Basat, como el día de su llegada, no supo qué decir.
Luego pensó que su amigo tenía razón, y que a veces hay que pronunciarse por el mal menor, y esa misma tarde presenció cómo Hasi recibía su castigo en el patio central de la casa. Lo vio desde un balcón elevado, en compañía de su anfitrión, y no pudo dejar de conmoverse ante los gritos de la muchacha, que no dejó de protestar su inocencia. Decía que la estatuilla era suya, que había ahorrado durante años para comprarla. Calló hasta que la forzaron a mantener la boca abierta, para que el verdugo pudiera usar su cuchillo y más tarde su cauterio.
Poco después, de vuelta en la estancia de la casa, el magistrado pidió con gesto grave que los sirvientes trajeran el equipaje de Basat, quien deseaba marcharse de inmediato de Tashne.
—Se ha hecho justicia —le dijo su amigo, y Basat entendió que buscaba consolarlo.
Y cuando tuvo sus bolsas de viaje, Basat abrió una de ellas para guardar su qush, envuelto de nuevo en una tela suave, y en la bolsa descubrió un envoltorio igual que el que tenía en la mano. Y en el envoltorio había otro pájaro qush.

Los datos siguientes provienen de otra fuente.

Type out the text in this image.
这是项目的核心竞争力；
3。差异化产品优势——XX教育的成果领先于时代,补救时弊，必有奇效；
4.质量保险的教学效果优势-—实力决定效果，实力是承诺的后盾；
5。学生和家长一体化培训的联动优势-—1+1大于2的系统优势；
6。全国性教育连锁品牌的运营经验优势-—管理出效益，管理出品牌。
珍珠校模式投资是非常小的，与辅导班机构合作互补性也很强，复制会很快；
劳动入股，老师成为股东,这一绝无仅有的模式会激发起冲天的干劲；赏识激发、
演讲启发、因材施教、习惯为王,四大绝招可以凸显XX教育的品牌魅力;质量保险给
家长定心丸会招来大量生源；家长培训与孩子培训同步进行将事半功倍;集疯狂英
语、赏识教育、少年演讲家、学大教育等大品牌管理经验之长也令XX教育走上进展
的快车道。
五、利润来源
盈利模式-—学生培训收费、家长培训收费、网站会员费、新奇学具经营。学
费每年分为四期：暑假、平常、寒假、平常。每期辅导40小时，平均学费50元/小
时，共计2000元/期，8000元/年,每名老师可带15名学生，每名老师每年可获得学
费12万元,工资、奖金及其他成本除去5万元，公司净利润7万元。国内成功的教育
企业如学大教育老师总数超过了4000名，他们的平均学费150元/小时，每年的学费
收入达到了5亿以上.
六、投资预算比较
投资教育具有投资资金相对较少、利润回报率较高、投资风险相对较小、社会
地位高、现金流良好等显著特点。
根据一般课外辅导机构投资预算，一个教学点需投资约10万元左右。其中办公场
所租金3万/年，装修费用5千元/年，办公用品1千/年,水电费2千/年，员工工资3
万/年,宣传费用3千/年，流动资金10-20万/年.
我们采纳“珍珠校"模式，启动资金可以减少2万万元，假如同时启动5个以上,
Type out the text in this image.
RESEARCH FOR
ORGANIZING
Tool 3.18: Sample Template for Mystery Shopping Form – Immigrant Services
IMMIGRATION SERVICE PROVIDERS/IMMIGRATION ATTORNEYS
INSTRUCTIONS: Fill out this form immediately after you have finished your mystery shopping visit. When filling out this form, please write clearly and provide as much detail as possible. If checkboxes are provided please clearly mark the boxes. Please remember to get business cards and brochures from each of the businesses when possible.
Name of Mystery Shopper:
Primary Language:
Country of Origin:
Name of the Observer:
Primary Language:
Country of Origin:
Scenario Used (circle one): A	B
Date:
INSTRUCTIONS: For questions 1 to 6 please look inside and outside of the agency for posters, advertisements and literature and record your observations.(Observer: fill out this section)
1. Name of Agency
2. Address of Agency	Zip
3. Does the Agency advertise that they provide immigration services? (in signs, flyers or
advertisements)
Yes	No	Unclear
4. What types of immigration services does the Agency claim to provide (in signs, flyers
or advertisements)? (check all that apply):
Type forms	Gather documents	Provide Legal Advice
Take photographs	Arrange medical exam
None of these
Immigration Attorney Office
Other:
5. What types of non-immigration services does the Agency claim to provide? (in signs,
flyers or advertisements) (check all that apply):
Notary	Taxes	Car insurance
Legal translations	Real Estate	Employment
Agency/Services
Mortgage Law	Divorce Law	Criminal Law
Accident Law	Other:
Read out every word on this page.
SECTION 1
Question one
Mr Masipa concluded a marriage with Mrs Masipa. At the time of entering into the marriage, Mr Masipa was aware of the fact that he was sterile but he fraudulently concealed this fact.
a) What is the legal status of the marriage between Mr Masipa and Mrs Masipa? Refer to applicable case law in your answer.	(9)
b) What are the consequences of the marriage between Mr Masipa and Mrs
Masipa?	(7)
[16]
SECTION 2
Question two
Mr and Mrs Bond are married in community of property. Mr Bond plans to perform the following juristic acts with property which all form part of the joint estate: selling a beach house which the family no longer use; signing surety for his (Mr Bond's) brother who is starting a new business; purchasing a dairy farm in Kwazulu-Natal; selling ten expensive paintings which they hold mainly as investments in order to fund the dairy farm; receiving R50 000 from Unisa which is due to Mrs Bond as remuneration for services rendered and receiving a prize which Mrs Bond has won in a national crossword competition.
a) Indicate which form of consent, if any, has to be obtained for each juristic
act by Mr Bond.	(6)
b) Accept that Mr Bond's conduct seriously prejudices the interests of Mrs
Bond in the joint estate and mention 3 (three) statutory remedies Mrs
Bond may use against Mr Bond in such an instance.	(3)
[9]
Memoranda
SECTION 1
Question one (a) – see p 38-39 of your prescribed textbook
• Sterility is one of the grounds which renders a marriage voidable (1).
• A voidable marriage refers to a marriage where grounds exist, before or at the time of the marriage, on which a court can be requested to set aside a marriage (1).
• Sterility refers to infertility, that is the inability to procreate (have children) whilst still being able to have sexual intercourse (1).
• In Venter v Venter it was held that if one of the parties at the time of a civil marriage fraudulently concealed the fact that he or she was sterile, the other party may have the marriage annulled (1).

El suyo, el que en verdad era suyo, de la misma fina artesanía, de la misma belleza. Había confundido el envoltorio con una camisa sucia.
Basat se quedó mirando las dos figuras; hasta las levantó, una en cada mano, porque no podía creer lo que veía. Y todos los demás las vieron también.
Lo prendieron porque el juez, su amigo, debía preservar incluso las formas y los rituales de la ley. Lo llevaron a una cárcel. Y otro juez, para que no hubiera sospecha de ruindad o contubernio, lo juzgó y le hizo dos preguntas:
—¿Se le dijo que la pieza no era única? —fue la primera.
Basat respondió: «Sí».
—¿Entiende que, como usted se encuentra aquí, debe sujetarse a las leyes de Tashne? —fue la segunda.
Basat, que seguía aturdido por la sorpresa, respondió: «Sí».
Pero su ánimo flaqueó ante el verdugo y pidió clemencia a gritos. Luego lo forzaron a arrodillarse, a abrir la boca, y sintió el frío del acero entre los dientes. Pasó un día solo, acostado en una celda, con una tela ensangrentada en la boca. Por la noche, incapaz de dormir, incapaz de sosegarse, a la vez furioso y lleno de vergüenza, quiso confortarse, como se confortan o se engañan los héroes de los cuentos cuando sufren una gran pena, y se entregó a imaginar: se dijo que todo aquello era un sueño, y que pronto estaría despierto. Quiso verse feliz y a salvo, entero, en su propia ciudad. Pero su ensueño resistía, se escapaba de su voluntad y lo llevaba al patio cuadrado de la prisión, al recuerdo del dolor, al espanto indecible de sus propios gritos, a las caras de quienes habían presenciado la ejecución de su sentencia y que no lo miraban con odio ni siquiera con burla sino con indiferencia, aburridos de verlo mutilado así y no muerto con heridas espantosas.
Su sueño difería de sus recuerdos sólo en un rostro nuevo, que lo miraba entre los otros. Era el de la muchacha, Hasi. Una punta de tela salía por entre sus labios apretados. Y estaba llorando, vio el hombre, y nunca podría decirle por qué lloraba.